Hand-assisted laparoscopic surgery for Wilms tumor in a child: A case report
Wilms tumour
DOI:
10.1016/j.epsc.2024.102937
Publication Date:
2024-12-03T00:58:35Z
AUTHORS (6)
ABSTRACT
Introduction: Hand-assisted laparoscopic surgery (HALS) is a technique that uses a device that allows the surgeon to insert a hand into the abdomen while maintaining the pneumoperitoneum. While there are a few reports of HALS in pediatric patients with benign diseases, there are no documented cases in pediatric oncology. Case presentation: A 13-year-old girl presented with the onset of left-sided abdominal pain. An abdominal ultrasound (US) revealed a mass in the left kidney. A magnetic resonance (MRI) of the abdomen and a total-body computerized tomography (CT) scan confirmed the presence of a 10-cm left renal mass without evidence of metastatic lesions. Following the UMBRELLA SIOP-RTSG 2016 protocol, the patient underwent preoperative chemotherapy, after which a follow-up MRI showed a reduction in the mass size to 7 cm. We subsequently proceeded with a hand-assisted laparoscopic left nephrectomy. A GelPort® (Applied Medical, Rancho Santa Margarita, CA, USA) was inserted through a 6-cm Pfannenstiel incision. Two additional 5-mm and 10-mm trocars were added in the left upper quadrant and the umbilicus.
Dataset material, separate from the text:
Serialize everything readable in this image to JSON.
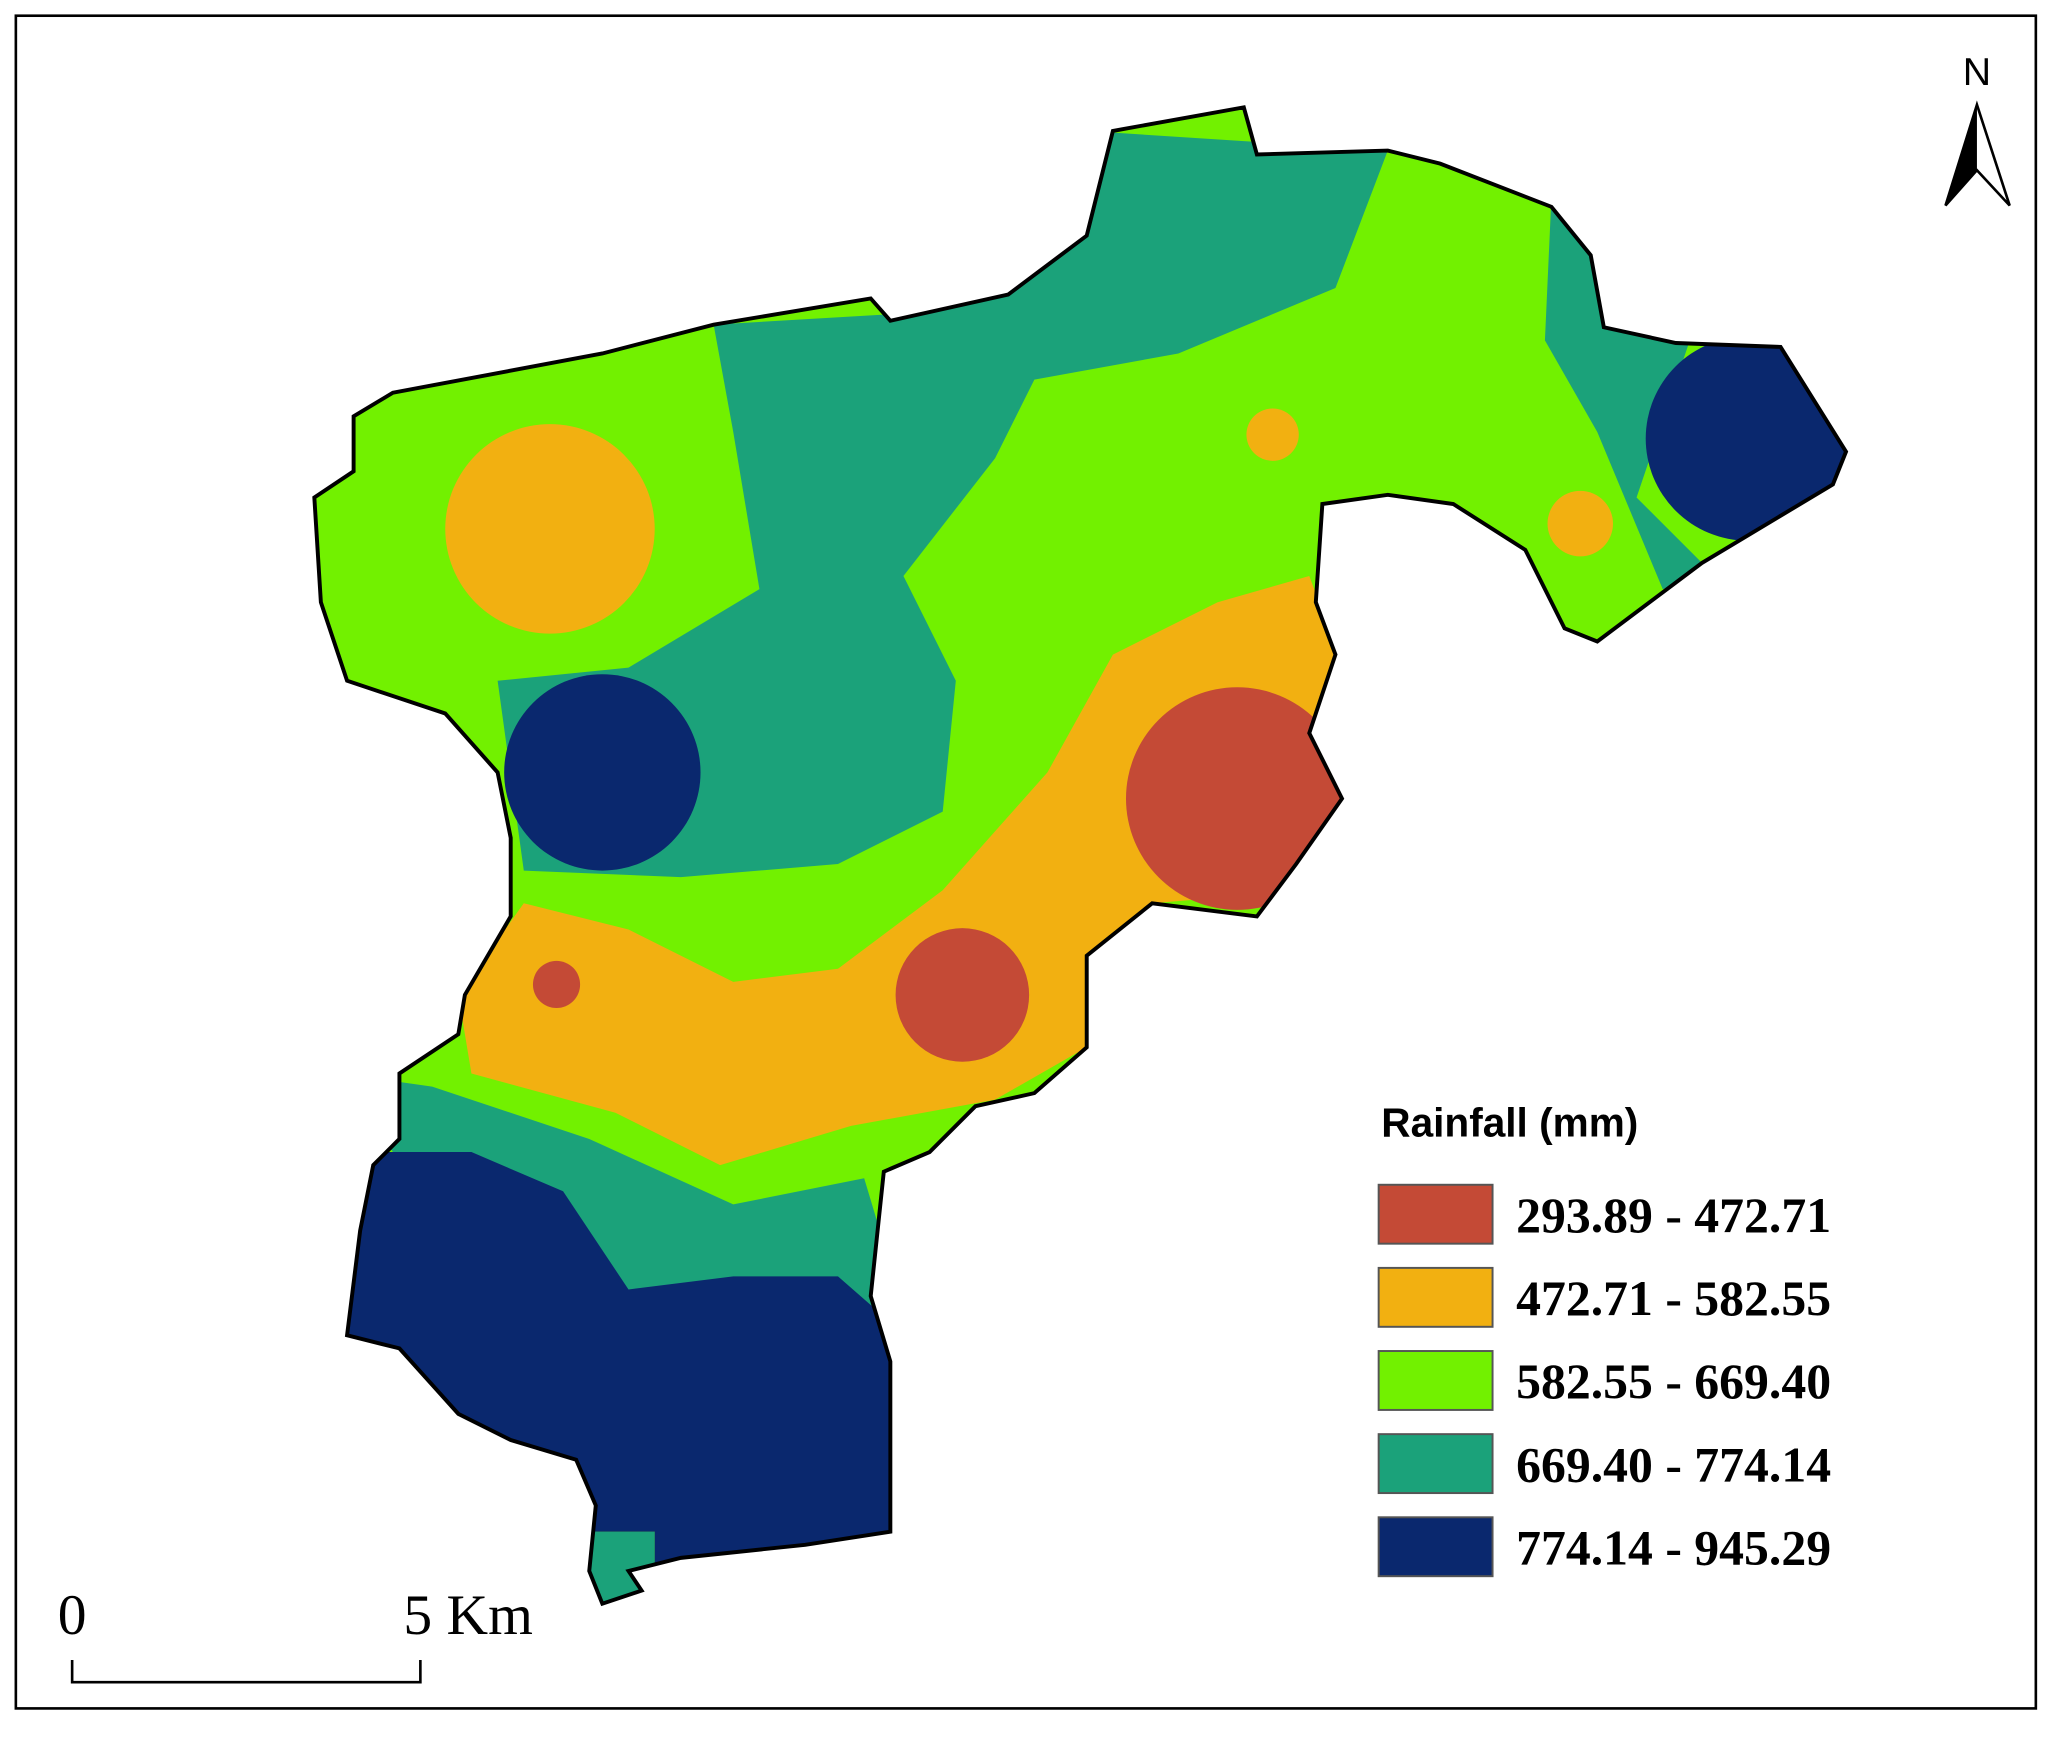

During the operation, a neoplastic infiltration was seen on the diaphragm, which had not been seen on MRI. A portion of the diaphragm was resected, and the defect was repaired using an interrupted resorbable suture. Eight lymph nodes were sampled from the hilar, supra-hiliar, infra-hiliar, paraaortic, and inter-aortocaval areas. Pathological examination confirmed a blastemal-predominant Wilms tumor, negative lymph nodes, and a positive diaphragmatic infiltrate. The postoperative course was uneventful, and the patient was discharged on the third postoperative day. She received the postoperative chemotherapy regimen indicated by the protocol. At a follow up of 41 months she has no recurrence. Conclusion: Hand-assisted laparoscopic surgery appears to be a safe and effective approach for the resection of solid renal tumors requiring total nephrectomy, potentially reducing the risk of tumor spillage and bleeding.